Já a Secretaria de Estado de Direitos Humanos (SEDH) e o Conselho Estadual de Promoção da Igualdade Racial (Cepir) informaram que foi formalizada uma denúncia sobre o caso, por meio da Gerência Estadual de Proteção e Defesa dos Direitos Humanos, que acionou os órgãos competentes. "O caso será acompanhado pela SEDH e Cepir. A Comissão de Povos Tradicionais do Conselho, da qual a secretaria faz parte, também fará uma visita ao local nos próximos dias para oferecer o suporte necessário, e o Cepir emitirá uma Nota de Repúdio e uma Nota de Solidariedade", acrescentaram. 

A SEDH ressaltou ainda "que repudia a situação ocorrida neste importante patrimônio cultural, histórico e religioso, que levou anos para ser erguido.
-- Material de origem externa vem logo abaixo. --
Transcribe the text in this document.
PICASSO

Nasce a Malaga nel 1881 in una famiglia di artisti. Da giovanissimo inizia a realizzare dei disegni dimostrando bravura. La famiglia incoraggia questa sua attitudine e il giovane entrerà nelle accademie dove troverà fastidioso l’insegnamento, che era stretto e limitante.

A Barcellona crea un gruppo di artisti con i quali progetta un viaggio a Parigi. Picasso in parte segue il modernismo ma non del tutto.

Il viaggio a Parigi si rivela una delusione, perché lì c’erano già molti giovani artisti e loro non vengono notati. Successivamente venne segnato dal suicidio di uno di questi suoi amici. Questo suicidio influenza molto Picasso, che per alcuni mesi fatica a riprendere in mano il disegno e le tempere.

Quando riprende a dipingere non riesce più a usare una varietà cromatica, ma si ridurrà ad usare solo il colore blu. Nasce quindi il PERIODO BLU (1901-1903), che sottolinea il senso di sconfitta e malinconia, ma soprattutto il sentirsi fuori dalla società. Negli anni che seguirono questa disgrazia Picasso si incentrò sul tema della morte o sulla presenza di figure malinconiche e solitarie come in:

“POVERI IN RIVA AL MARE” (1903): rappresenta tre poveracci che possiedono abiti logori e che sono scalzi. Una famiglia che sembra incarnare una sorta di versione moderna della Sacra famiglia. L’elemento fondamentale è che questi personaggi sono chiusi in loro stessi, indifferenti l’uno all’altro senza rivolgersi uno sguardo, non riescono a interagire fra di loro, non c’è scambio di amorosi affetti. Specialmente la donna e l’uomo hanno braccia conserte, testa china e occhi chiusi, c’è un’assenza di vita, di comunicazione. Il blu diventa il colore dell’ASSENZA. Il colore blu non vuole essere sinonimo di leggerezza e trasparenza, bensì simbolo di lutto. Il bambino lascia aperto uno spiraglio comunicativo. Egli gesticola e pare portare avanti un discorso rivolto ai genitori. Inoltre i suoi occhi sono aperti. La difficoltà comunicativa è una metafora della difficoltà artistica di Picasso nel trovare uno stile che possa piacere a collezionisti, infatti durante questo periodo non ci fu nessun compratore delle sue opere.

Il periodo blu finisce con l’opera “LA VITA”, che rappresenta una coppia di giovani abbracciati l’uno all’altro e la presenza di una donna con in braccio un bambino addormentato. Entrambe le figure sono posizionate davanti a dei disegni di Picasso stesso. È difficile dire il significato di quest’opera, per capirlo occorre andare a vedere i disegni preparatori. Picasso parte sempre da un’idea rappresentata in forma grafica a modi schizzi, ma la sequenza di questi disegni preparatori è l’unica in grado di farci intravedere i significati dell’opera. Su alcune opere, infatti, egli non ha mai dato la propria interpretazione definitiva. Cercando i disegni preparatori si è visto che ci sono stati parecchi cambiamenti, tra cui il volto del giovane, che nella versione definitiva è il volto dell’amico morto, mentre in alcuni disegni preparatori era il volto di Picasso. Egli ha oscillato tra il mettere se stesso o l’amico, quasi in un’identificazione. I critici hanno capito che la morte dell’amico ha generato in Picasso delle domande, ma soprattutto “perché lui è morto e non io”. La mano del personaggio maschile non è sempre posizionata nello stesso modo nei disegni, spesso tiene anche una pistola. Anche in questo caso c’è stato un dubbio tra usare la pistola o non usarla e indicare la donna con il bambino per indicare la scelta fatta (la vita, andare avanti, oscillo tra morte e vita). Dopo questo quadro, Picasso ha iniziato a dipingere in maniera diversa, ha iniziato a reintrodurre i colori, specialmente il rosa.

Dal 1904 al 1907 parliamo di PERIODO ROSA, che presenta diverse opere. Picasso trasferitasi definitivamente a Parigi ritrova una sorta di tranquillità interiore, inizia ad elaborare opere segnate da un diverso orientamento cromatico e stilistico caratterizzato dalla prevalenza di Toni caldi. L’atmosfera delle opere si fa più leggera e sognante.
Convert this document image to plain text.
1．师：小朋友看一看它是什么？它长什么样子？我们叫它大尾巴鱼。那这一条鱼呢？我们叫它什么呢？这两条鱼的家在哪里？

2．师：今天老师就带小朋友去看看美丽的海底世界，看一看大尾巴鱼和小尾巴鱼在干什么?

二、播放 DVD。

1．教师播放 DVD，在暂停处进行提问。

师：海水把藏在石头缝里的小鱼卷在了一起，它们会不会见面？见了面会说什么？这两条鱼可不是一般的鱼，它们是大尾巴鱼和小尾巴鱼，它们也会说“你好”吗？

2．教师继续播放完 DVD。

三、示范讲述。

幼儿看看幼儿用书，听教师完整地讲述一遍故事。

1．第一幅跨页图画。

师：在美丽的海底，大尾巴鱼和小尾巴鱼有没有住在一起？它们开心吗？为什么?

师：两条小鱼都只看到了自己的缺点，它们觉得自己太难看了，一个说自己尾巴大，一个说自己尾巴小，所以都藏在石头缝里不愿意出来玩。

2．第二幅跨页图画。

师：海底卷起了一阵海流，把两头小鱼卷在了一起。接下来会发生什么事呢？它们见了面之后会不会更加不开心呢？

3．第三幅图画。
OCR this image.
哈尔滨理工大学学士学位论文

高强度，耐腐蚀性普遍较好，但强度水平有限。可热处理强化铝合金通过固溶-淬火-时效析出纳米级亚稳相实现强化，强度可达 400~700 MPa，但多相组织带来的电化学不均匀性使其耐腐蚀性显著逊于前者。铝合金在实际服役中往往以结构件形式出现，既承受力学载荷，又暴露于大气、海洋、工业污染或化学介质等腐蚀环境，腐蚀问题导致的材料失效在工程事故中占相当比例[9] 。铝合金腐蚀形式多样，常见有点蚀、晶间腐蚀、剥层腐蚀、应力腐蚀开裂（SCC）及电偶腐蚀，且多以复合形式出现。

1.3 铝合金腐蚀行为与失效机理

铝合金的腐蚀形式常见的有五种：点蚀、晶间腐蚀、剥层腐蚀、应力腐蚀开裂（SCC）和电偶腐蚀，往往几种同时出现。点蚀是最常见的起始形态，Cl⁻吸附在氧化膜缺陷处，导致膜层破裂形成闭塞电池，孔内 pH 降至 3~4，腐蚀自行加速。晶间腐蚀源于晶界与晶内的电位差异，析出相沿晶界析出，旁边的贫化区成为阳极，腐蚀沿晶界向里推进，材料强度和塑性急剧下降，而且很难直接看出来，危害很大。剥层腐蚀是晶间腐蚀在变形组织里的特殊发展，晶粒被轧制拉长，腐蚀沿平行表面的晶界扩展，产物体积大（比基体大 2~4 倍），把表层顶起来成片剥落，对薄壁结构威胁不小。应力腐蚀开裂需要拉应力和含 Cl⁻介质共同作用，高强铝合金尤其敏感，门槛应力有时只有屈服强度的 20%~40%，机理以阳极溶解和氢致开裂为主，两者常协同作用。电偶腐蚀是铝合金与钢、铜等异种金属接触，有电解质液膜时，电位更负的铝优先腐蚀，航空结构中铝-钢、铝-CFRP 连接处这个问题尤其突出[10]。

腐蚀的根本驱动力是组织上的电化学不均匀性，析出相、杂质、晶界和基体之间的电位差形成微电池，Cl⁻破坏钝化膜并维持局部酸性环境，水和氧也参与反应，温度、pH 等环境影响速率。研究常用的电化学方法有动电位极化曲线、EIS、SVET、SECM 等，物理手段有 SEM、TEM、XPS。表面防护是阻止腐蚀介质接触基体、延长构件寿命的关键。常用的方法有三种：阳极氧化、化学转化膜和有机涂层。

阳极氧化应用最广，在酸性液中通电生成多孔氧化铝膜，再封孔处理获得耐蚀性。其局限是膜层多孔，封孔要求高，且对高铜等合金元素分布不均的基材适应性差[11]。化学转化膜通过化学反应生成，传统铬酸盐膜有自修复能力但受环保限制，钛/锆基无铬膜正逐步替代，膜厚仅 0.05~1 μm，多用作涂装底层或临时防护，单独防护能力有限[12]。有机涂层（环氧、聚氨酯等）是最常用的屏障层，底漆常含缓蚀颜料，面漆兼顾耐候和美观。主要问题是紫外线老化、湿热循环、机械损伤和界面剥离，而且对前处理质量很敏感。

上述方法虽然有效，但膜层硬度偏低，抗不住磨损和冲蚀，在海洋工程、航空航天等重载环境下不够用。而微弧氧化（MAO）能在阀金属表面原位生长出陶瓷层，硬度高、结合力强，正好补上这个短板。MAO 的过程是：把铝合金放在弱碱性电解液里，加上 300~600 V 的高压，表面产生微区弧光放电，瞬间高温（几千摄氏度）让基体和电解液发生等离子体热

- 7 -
Todas, todos e todes têm o direito à liberdade religiosa".


Território tradicional

Linharinho é uma das mais de trinta comunidades certificadas pela Fundação Palmares dentro do Território Quilombola Tradicional do Sapê do Norte, que se estende também para o interior do município vizinho de São Mateus, e que possuem processos administrativos em tramitação no Instituto Nacional de Colonização e Reforma Agrária (Incra) para titulação definitiva das terras em favor das famílias quilombolas, detentoras seculares do território, que vem sendo usurpado desde o final da década de 1960 pela então Aracruz Celulose e ex-Fibria, hoje Suzano Papel e Celulose.

Em meio ao conflito fundiário protagonizado pela multinacional, os quilombolas resistem plantando alimentos e árvores nativas, recuperando nascentes e córregos, resgatando a agroecologia e perpetuando os saberes tradicionais, como as casas de farinha, o beiju, o jongo e outras manifestações da cultura quilombola.

Uma ação civil pública impetrada pelo MPF em 2015 já teve uma primeira decisão judicial favorável às comunidades, exigindo a anulação dos títulos de propriedade emitidos para a empresa papeleira (então Fibria), bem como a titulação das terras para as comunidades quilombolas.